I guess that sometimes it pays to speak bluntly.

A fateful Friday

If you were alive then, what were YOU doing on Friday, the twenty-second of November in the year 1963 ???

My father was a visiting academic in the Economics Department at the University of Chicago during the last three months of 1963. Between September and December of that year, we lived in a flat in a two-storey house with a wooden fire escape near the university. Our address was 5608 South Blackstone Avenue. My sister and I (aged 11) attended the nearby University of Chicago Laboratory Schools (the ‘Lab School’).

I was excited to discover that our rented flat had a television, albeit one which was defective. The image it produced was double. One could see what was being broadcast but everything had a shadow, which made the image seem out of focus. Whichever way one fiddled with the indoor aerial, the image never improved. None of this mattered much to me because in London, where we lived usually, we had no television at all.

In addition to attending the Lab School, I had to keep up with the work that I was missing because I was not at school in London. Soon after returning from the USA, I had important examinations to sit. So, getting time to watch TV was difficult. I decided that the only way I could get a decent long session in front of the TV was to be sufficiently unwell for my parents to allow me to miss school.

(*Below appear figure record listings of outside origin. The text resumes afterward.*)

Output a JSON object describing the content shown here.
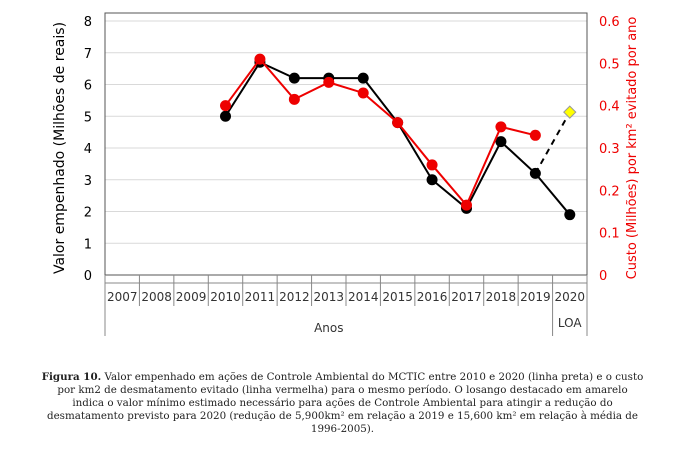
{
  "chart_data": {
    "type": "line",
    "categories": [
      "2007",
      "2008",
      "2009",
      "2010",
      "2011",
      "2012",
      "2013",
      "2014",
      "2015",
      "2016",
      "2017",
      "2018",
      "2019",
      "2020"
    ],
    "xlabel": "Anos",
    "extra_category_label": "LOA",
    "ylabel_left": "Valor empenhado (Milhões de reais)",
    "ylabel_right": "Custo (Milhões) por km² evitado por ano",
    "ylim_left": [
      0,
      8
    ],
    "ylim_right": [
      0,
      0.6
    ],
    "yticks_left": [
      "0",
      "1",
      "2",
      "3",
      "4",
      "5",
      "6",
      "7",
      "8"
    ],
    "yticks_right": [
      "0",
      "0.1",
      "0.2",
      "0.3",
      "0.4",
      "0.5",
      "0.6"
    ],
    "grid": true,
    "series": [
      {
        "axis": "left",
        "color": "#000000",
        "values": [
          null,
          null,
          null,
          5.0,
          6.7,
          6.2,
          6.2,
          6.2,
          4.8,
          3.0,
          2.1,
          4.2,
          3.2,
          1.9
        ]
      },
      {
        "axis": "right",
        "color": "#ee0000",
        "values": [
          null,
          null,
          null,
          0.4,
          0.51,
          0.415,
          0.455,
          0.43,
          0.36,
          0.26,
          0.165,
          0.35,
          0.33,
          null
        ]
      }
    ],
    "projection": {
      "axis": "left",
      "from": "2019",
      "from_value": 3.2,
      "to": "2020",
      "value": 5.13,
      "color": "#ffff00",
      "marker": "diamond",
      "line": "dashed"
    }
  },
  "caption": {
    "label": "Figura 10.",
    "text": "Valor empenhado em ações de Controle Ambiental do MCTIC entre 2010 e 2020 (linha preta) e o custo por km2 de desmatamento evitado (linha vermelha) para o mesmo período. O losango destacado em amarelo indica o valor mínimo estimado necessário para ações de Controle Ambiental para atingir a redução do desmatamento previsto para 2020 (redução de 5,900km² em relação a 2019 e 15,600 km² em relação à média de 1996-2005)."
  }
}
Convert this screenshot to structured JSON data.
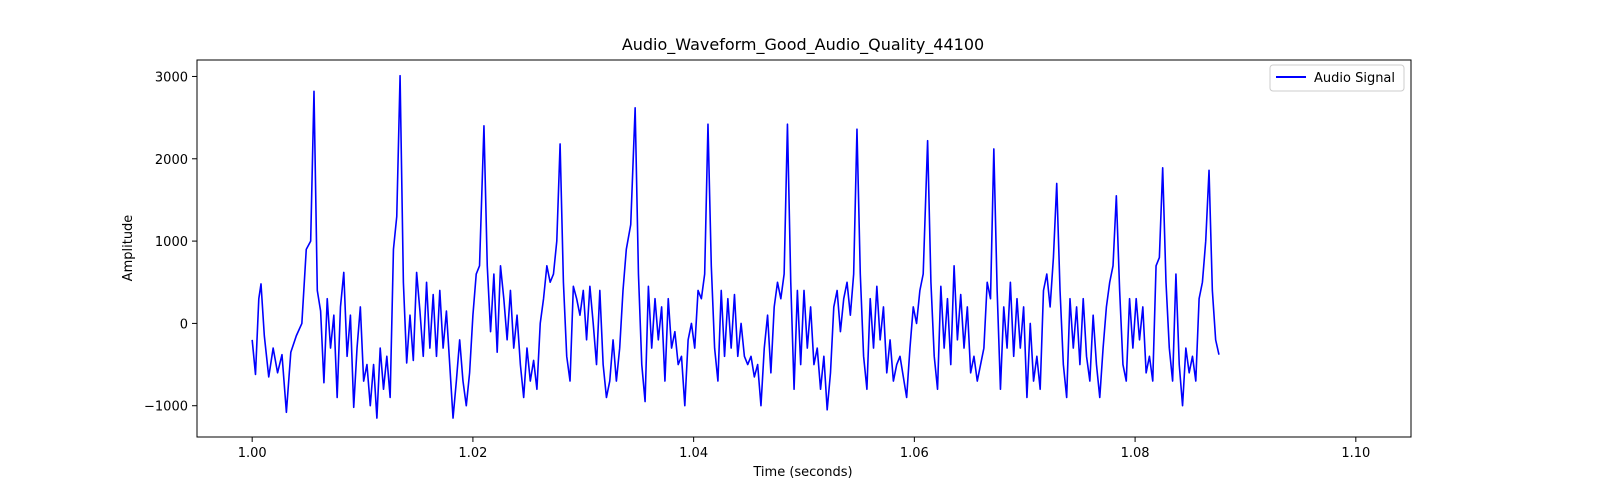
{
  "chart_data": {
    "type": "line",
    "title": "Audio_Waveform_Good_Audio_Quality_44100",
    "xlabel": "Time (seconds)",
    "ylabel": "Amplitude",
    "xlim": [
      0.995,
      1.105
    ],
    "ylim": [
      -1380,
      3200
    ],
    "grid": false,
    "legend_position": "top-right",
    "x_ticks": [
      1.0,
      1.02,
      1.04,
      1.06,
      1.08,
      1.1
    ],
    "x_tick_labels": [
      "1.00",
      "1.02",
      "1.04",
      "1.06",
      "1.08",
      "1.10"
    ],
    "y_ticks": [
      -1000,
      0,
      1000,
      2000,
      3000
    ],
    "y_tick_labels": [
      "−1000",
      "0",
      "1000",
      "2000",
      "3000"
    ],
    "series": [
      {
        "name": "Audio Signal",
        "color": "#0000ff",
        "points": [
          [
            1.0,
            -200
          ],
          [
            1.0003,
            -620
          ],
          [
            1.0006,
            300
          ],
          [
            1.0008,
            480
          ],
          [
            1.0011,
            -150
          ],
          [
            1.0015,
            -650
          ],
          [
            1.0019,
            -300
          ],
          [
            1.0023,
            -600
          ],
          [
            1.0027,
            -380
          ],
          [
            1.0031,
            -1080
          ],
          [
            1.0035,
            -350
          ],
          [
            1.004,
            -150
          ],
          [
            1.0045,
            0
          ],
          [
            1.0049,
            900
          ],
          [
            1.0053,
            1000
          ],
          [
            1.0056,
            2820
          ],
          [
            1.0059,
            400
          ],
          [
            1.0062,
            150
          ],
          [
            1.0065,
            -720
          ],
          [
            1.0068,
            300
          ],
          [
            1.0071,
            -300
          ],
          [
            1.0074,
            100
          ],
          [
            1.0077,
            -900
          ],
          [
            1.008,
            200
          ],
          [
            1.0083,
            620
          ],
          [
            1.0086,
            -400
          ],
          [
            1.0089,
            100
          ],
          [
            1.0092,
            -1020
          ],
          [
            1.0095,
            -300
          ],
          [
            1.0098,
            200
          ],
          [
            1.0101,
            -700
          ],
          [
            1.0104,
            -500
          ],
          [
            1.0107,
            -1000
          ],
          [
            1.011,
            -500
          ],
          [
            1.0113,
            -1150
          ],
          [
            1.0116,
            -300
          ],
          [
            1.0119,
            -800
          ],
          [
            1.0122,
            -400
          ],
          [
            1.0125,
            -900
          ],
          [
            1.0128,
            900
          ],
          [
            1.0131,
            1300
          ],
          [
            1.0134,
            3010
          ],
          [
            1.0137,
            500
          ],
          [
            1.014,
            -480
          ],
          [
            1.0143,
            100
          ],
          [
            1.0146,
            -450
          ],
          [
            1.0149,
            620
          ],
          [
            1.0152,
            150
          ],
          [
            1.0155,
            -400
          ],
          [
            1.0158,
            500
          ],
          [
            1.0161,
            -300
          ],
          [
            1.0164,
            350
          ],
          [
            1.0167,
            -400
          ],
          [
            1.017,
            400
          ],
          [
            1.0173,
            -300
          ],
          [
            1.0176,
            150
          ],
          [
            1.0179,
            -500
          ],
          [
            1.0182,
            -1150
          ],
          [
            1.0185,
            -700
          ],
          [
            1.0188,
            -200
          ],
          [
            1.0191,
            -700
          ],
          [
            1.0194,
            -1000
          ],
          [
            1.0197,
            -600
          ],
          [
            1.02,
            100
          ],
          [
            1.0203,
            600
          ],
          [
            1.0206,
            700
          ],
          [
            1.021,
            2400
          ],
          [
            1.0213,
            700
          ],
          [
            1.0216,
            -100
          ],
          [
            1.0219,
            600
          ],
          [
            1.0222,
            -350
          ],
          [
            1.0225,
            700
          ],
          [
            1.0228,
            300
          ],
          [
            1.0231,
            -200
          ],
          [
            1.0234,
            400
          ],
          [
            1.0237,
            -300
          ],
          [
            1.024,
            100
          ],
          [
            1.0243,
            -500
          ],
          [
            1.0246,
            -900
          ],
          [
            1.0249,
            -300
          ],
          [
            1.0252,
            -700
          ],
          [
            1.0255,
            -450
          ],
          [
            1.0258,
            -800
          ],
          [
            1.0261,
            0
          ],
          [
            1.0264,
            300
          ],
          [
            1.0267,
            700
          ],
          [
            1.027,
            500
          ],
          [
            1.0273,
            600
          ],
          [
            1.0276,
            1000
          ],
          [
            1.0279,
            2180
          ],
          [
            1.0282,
            500
          ],
          [
            1.0285,
            -400
          ],
          [
            1.0288,
            -700
          ],
          [
            1.0291,
            450
          ],
          [
            1.0294,
            300
          ],
          [
            1.0297,
            100
          ],
          [
            1.03,
            400
          ],
          [
            1.0303,
            -200
          ],
          [
            1.0306,
            450
          ],
          [
            1.0309,
            0
          ],
          [
            1.0312,
            -500
          ],
          [
            1.0315,
            400
          ],
          [
            1.0318,
            -500
          ],
          [
            1.0321,
            -900
          ],
          [
            1.0324,
            -700
          ],
          [
            1.0327,
            -200
          ],
          [
            1.033,
            -700
          ],
          [
            1.0333,
            -300
          ],
          [
            1.0336,
            400
          ],
          [
            1.0339,
            900
          ],
          [
            1.0343,
            1200
          ],
          [
            1.0347,
            2620
          ],
          [
            1.035,
            600
          ],
          [
            1.0353,
            -500
          ],
          [
            1.0356,
            -950
          ],
          [
            1.0359,
            450
          ],
          [
            1.0362,
            -300
          ],
          [
            1.0365,
            300
          ],
          [
            1.0368,
            -200
          ],
          [
            1.0371,
            200
          ],
          [
            1.0374,
            -700
          ],
          [
            1.0377,
            300
          ],
          [
            1.038,
            -300
          ],
          [
            1.0383,
            -100
          ],
          [
            1.0386,
            -500
          ],
          [
            1.0389,
            -400
          ],
          [
            1.0392,
            -1000
          ],
          [
            1.0395,
            -200
          ],
          [
            1.0398,
            0
          ],
          [
            1.0401,
            -300
          ],
          [
            1.0404,
            400
          ],
          [
            1.0407,
            300
          ],
          [
            1.041,
            600
          ],
          [
            1.0413,
            2420
          ],
          [
            1.0416,
            700
          ],
          [
            1.0419,
            -300
          ],
          [
            1.0422,
            -700
          ],
          [
            1.0425,
            400
          ],
          [
            1.0428,
            -400
          ],
          [
            1.0431,
            300
          ],
          [
            1.0434,
            -300
          ],
          [
            1.0437,
            350
          ],
          [
            1.044,
            -400
          ],
          [
            1.0443,
            0
          ],
          [
            1.0446,
            -400
          ],
          [
            1.0449,
            -500
          ],
          [
            1.0452,
            -400
          ],
          [
            1.0455,
            -650
          ],
          [
            1.0458,
            -500
          ],
          [
            1.0461,
            -1000
          ],
          [
            1.0464,
            -300
          ],
          [
            1.0467,
            100
          ],
          [
            1.047,
            -600
          ],
          [
            1.0473,
            200
          ],
          [
            1.0476,
            500
          ],
          [
            1.0479,
            300
          ],
          [
            1.0482,
            600
          ],
          [
            1.0485,
            2420
          ],
          [
            1.0488,
            500
          ],
          [
            1.0491,
            -800
          ],
          [
            1.0494,
            400
          ],
          [
            1.0497,
            -500
          ],
          [
            1.05,
            400
          ],
          [
            1.0503,
            -300
          ],
          [
            1.0506,
            200
          ],
          [
            1.0509,
            -500
          ],
          [
            1.0512,
            -300
          ],
          [
            1.0515,
            -800
          ],
          [
            1.0518,
            -400
          ],
          [
            1.0521,
            -1050
          ],
          [
            1.0524,
            -600
          ],
          [
            1.0527,
            200
          ],
          [
            1.053,
            400
          ],
          [
            1.0533,
            -100
          ],
          [
            1.0536,
            300
          ],
          [
            1.0539,
            500
          ],
          [
            1.0542,
            100
          ],
          [
            1.0545,
            600
          ],
          [
            1.0548,
            2360
          ],
          [
            1.0551,
            600
          ],
          [
            1.0554,
            -400
          ],
          [
            1.0557,
            -800
          ],
          [
            1.056,
            300
          ],
          [
            1.0563,
            -300
          ],
          [
            1.0566,
            450
          ],
          [
            1.0569,
            -200
          ],
          [
            1.0572,
            200
          ],
          [
            1.0575,
            -600
          ],
          [
            1.0578,
            -200
          ],
          [
            1.0581,
            -700
          ],
          [
            1.0584,
            -500
          ],
          [
            1.0587,
            -400
          ],
          [
            1.059,
            -650
          ],
          [
            1.0593,
            -900
          ],
          [
            1.0596,
            -300
          ],
          [
            1.0599,
            200
          ],
          [
            1.0602,
            0
          ],
          [
            1.0605,
            400
          ],
          [
            1.0608,
            600
          ],
          [
            1.0612,
            2220
          ],
          [
            1.0615,
            500
          ],
          [
            1.0618,
            -400
          ],
          [
            1.0621,
            -800
          ],
          [
            1.0624,
            450
          ],
          [
            1.0627,
            -300
          ],
          [
            1.063,
            300
          ],
          [
            1.0633,
            -500
          ],
          [
            1.0636,
            700
          ],
          [
            1.0639,
            -200
          ],
          [
            1.0642,
            350
          ],
          [
            1.0645,
            -300
          ],
          [
            1.0648,
            200
          ],
          [
            1.0651,
            -600
          ],
          [
            1.0654,
            -400
          ],
          [
            1.0657,
            -700
          ],
          [
            1.066,
            -500
          ],
          [
            1.0663,
            -300
          ],
          [
            1.0666,
            500
          ],
          [
            1.0669,
            300
          ],
          [
            1.0672,
            2120
          ],
          [
            1.0675,
            400
          ],
          [
            1.0678,
            -800
          ],
          [
            1.0681,
            200
          ],
          [
            1.0684,
            -300
          ],
          [
            1.0687,
            500
          ],
          [
            1.069,
            -400
          ],
          [
            1.0693,
            300
          ],
          [
            1.0696,
            -300
          ],
          [
            1.0699,
            200
          ],
          [
            1.0702,
            -900
          ],
          [
            1.0705,
            0
          ],
          [
            1.0708,
            -700
          ],
          [
            1.0711,
            -400
          ],
          [
            1.0714,
            -800
          ],
          [
            1.0717,
            400
          ],
          [
            1.072,
            600
          ],
          [
            1.0723,
            200
          ],
          [
            1.0726,
            800
          ],
          [
            1.0729,
            1700
          ],
          [
            1.0732,
            400
          ],
          [
            1.0735,
            -500
          ],
          [
            1.0738,
            -900
          ],
          [
            1.0741,
            300
          ],
          [
            1.0744,
            -300
          ],
          [
            1.0747,
            200
          ],
          [
            1.075,
            -500
          ],
          [
            1.0753,
            300
          ],
          [
            1.0756,
            -400
          ],
          [
            1.0759,
            -700
          ],
          [
            1.0762,
            100
          ],
          [
            1.0765,
            -500
          ],
          [
            1.0768,
            -900
          ],
          [
            1.0771,
            -300
          ],
          [
            1.0774,
            200
          ],
          [
            1.0777,
            500
          ],
          [
            1.078,
            700
          ],
          [
            1.0783,
            1550
          ],
          [
            1.0786,
            400
          ],
          [
            1.0789,
            -500
          ],
          [
            1.0792,
            -700
          ],
          [
            1.0795,
            300
          ],
          [
            1.0798,
            -300
          ],
          [
            1.0801,
            300
          ],
          [
            1.0804,
            -200
          ],
          [
            1.0807,
            200
          ],
          [
            1.081,
            -600
          ],
          [
            1.0813,
            -400
          ],
          [
            1.0816,
            -700
          ],
          [
            1.0819,
            700
          ],
          [
            1.0822,
            800
          ],
          [
            1.0825,
            1890
          ],
          [
            1.0828,
            500
          ],
          [
            1.0831,
            -300
          ],
          [
            1.0834,
            -700
          ],
          [
            1.0837,
            600
          ],
          [
            1.084,
            -500
          ],
          [
            1.0843,
            -1000
          ],
          [
            1.0846,
            -300
          ],
          [
            1.0849,
            -600
          ],
          [
            1.0852,
            -400
          ],
          [
            1.0855,
            -700
          ],
          [
            1.0858,
            300
          ],
          [
            1.0861,
            500
          ],
          [
            1.0864,
            1000
          ],
          [
            1.0867,
            1860
          ],
          [
            1.087,
            400
          ],
          [
            1.0873,
            -200
          ],
          [
            1.0876,
            -380
          ]
        ]
      }
    ]
  }
}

I bought a copy of the weekly voluminous TV Guide for the Chicago area. It was the issue that covered Friday 22nd November 1963. I do not remember how I persuaded my parents that I was too unwell for school that day, but I did. My sister, aged 7, was deposited at the Lab School by my father on his way to the university. Much later that morning, my mother, a sculptress, set off for the studio where she worked during the day. I was left at home alone, ready to spend several hours watching the TV programmes I had selected from the TV Guide.

JFK

You can imagine my disappointment when the TV set had warmed up after I had switched it on. Instead of the TV programmes that I was looking forward to watching, there were non-stop news programmes on every channel. President John F Kennedy (‘JFK’) had just been shot in Dallas, Texas. Not only had one of America’s most charismatic presidents been assassinated, but also my day of uninterrupted TV viewing had been wrecked.

My sister returned from school in the mid-afternoon. She told us that her class had been led out of the classroom to the school’s assembly room. There, they saluted the US flag before being told of the tragedy in Dallas.

On the Saturday morning, while I was struggling with my Latin assignment from London, my sister and some guests who were staying with us, the art historian Leo Ettlinger and his wife, were watching our TV in another room. Suddenly, my sister came running into the room where I was trying to study, and my mother was doing something domestic. She announced that while she was watching TV, she saw Jack Ruby shooting dead the prime assassination suspect Lee Harvey Oswald. My mother and I rushed to the TV. We were just in time to see the footage of Oswald’s murder being replayed.

Although, as an 11-year-old, I had negligible interest in politics or news in general, JFK’s demise made me feel depressed. I am not sure why. Maybe, it was because his death had significantly dampened the mood of Americans in general.

Years later in the mid-1970s I visited some American friends, fellow graduate students, who lived in Pill, a suburb of Bristol in Somerset. One evening, we went to a theatre in the centre of the city. I do not recall the name of the play, but I can remember what it was about. The people on stage, actors, related what the characters, who they were portraying, recounted about what they were doing at the moment they learnt of JFK’s assassination.

Now, you, dear reader, know what I was doing on that fateful day.